Le grief est mal fondé.

5.             La recourante se plaint que les faits tels que retenus par l’autorité intimée seraient insuffisamment établis et inexacts pour certains d'entre eux.

5.1 Selon l’art. 61 al. 1 LPA, le recours peut être formé pour violation du droit y compris l’excès et l’abus du pouvoir d’appréciation (let. a), ainsi que pour constatation inexacte ou incomplète des faits pertinents (let. b). Les juridictions administratives n’ont pas compétence pour apprécier l’opportunité de la décision attaquée, sauf exception prévue par la loi (al. 2), non réalisée en l'espèce.

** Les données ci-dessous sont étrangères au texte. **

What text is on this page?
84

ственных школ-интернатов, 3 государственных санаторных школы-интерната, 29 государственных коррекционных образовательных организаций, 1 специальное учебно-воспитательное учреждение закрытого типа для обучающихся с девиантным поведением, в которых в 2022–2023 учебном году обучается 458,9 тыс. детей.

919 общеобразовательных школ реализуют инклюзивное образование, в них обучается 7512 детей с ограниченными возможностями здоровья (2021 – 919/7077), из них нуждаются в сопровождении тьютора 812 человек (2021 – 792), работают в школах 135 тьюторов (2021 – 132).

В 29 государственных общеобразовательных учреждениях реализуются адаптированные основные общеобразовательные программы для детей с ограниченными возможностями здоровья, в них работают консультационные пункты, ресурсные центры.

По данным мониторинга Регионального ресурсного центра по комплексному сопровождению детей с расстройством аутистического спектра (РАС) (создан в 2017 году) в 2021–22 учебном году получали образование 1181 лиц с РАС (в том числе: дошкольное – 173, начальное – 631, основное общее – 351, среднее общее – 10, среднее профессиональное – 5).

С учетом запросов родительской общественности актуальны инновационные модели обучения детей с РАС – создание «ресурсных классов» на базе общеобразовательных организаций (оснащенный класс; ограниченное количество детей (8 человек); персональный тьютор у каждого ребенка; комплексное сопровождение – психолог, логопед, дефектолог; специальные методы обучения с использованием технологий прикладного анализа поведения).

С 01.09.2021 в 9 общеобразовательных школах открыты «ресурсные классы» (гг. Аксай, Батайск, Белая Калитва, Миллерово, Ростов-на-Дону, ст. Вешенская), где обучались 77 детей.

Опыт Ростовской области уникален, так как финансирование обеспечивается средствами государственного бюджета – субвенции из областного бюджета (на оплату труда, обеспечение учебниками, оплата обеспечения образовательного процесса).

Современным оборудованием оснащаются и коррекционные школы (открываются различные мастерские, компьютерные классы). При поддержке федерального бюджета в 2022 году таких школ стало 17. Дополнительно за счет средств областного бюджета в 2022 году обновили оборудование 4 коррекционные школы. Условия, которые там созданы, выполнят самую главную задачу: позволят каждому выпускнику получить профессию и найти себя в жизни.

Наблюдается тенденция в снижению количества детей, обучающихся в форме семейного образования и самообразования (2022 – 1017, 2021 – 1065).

5.2 En application de la maxime inquisitoire, qui prévaut en particulier en droit public (art. 19 et 20 LPA), l’autorité définit les faits pertinents et ne tient pour existants que ceux qui sont dûment prouvés ; cette maxime oblige notamment les autorités compétentes à prendre en considération d’office l’ensemble des pièces pertinentes qui ont été versées au dossier. Elle ne dispense pas pour autant les parties de collaborer à l’établissement des faits (ATF 124 II 361 consid. 2b ; arrêts du Tribunal fédéral 2C_728/2020 du 25 février 2021 consid. 4.1 ; 2C_416/2013 du 5 novembre 2013 consid. 10.2.2 ; 2C_84/2012 du 15 décembre 2012 consid. 3.1) ; il leur incombe d’étayer leurs propres thèses, de renseigner le juge sur les faits de la cause et de lui indiquer les moyens de preuves disponibles (ATF 140 I 285 consid. 6.3.1), spécialement lorsqu’il s’agit d’élucider des faits qu’elles sont le mieux à même de connaître, respectivement qui relèvent de leur sphère d’influence ; la jurisprudence considère à cet égard que le devoir de collaboration des parties à l’établissement des faits est spécialement élevé s’agissant de faits que celles-ci connaissent mieux que quiconque (arrêts du Tribunal fédéral 2C_284/2019 du 16 septembre 2019 consid. 4.3 ; 1C_426/2017 du 11 mars 2019 consid. 5.3 et les références citées). En l’absence de collaboration de la partie concernée par de tels faits et d’éléments probants au dossier, l’autorité qui met fin à l’instruction du dossier en considérant qu’un fait ne peut être considéré comme établi, ne tombe ni dans l’arbitraire ni ne viole les règles régissant le fardeau de la preuve (ATF 140 I 285 consid. 6.3.1 ; arrêt du Tribunal fédéral 1C_611/2020 du 10 mai 2021 consid. 2.3 ; ATA/957/2020 du 29 septembre 2020 consid. 3c).

La constatation des faits est, en procédure administrative, gouvernée par le principe de la libre appréciation des preuves (art. 20 al. 1 2e phr. LPA ; ATF 139 II 185 consid. 9.2 ; 130 II 482 consid. 3.2 ; arrêt du Tribunal fédéral 2C_668/2011 du 12 avril 2011 consid. 3.3 ; ATA/874/2020 du 8 septembre 2020 consid. 5a ; ATA/659/2017 du 13 juin 2017 consid. 2b et les références citées). Le juge forme ainsi librement sa conviction en analysant la force probante des preuves administrées et ce n’est ni le genre, ni le nombre des preuves qui est déterminant, mais leur force de persuasion (ATA/957/2020 du 29 septembre 2020 consid. 3d et les références citées).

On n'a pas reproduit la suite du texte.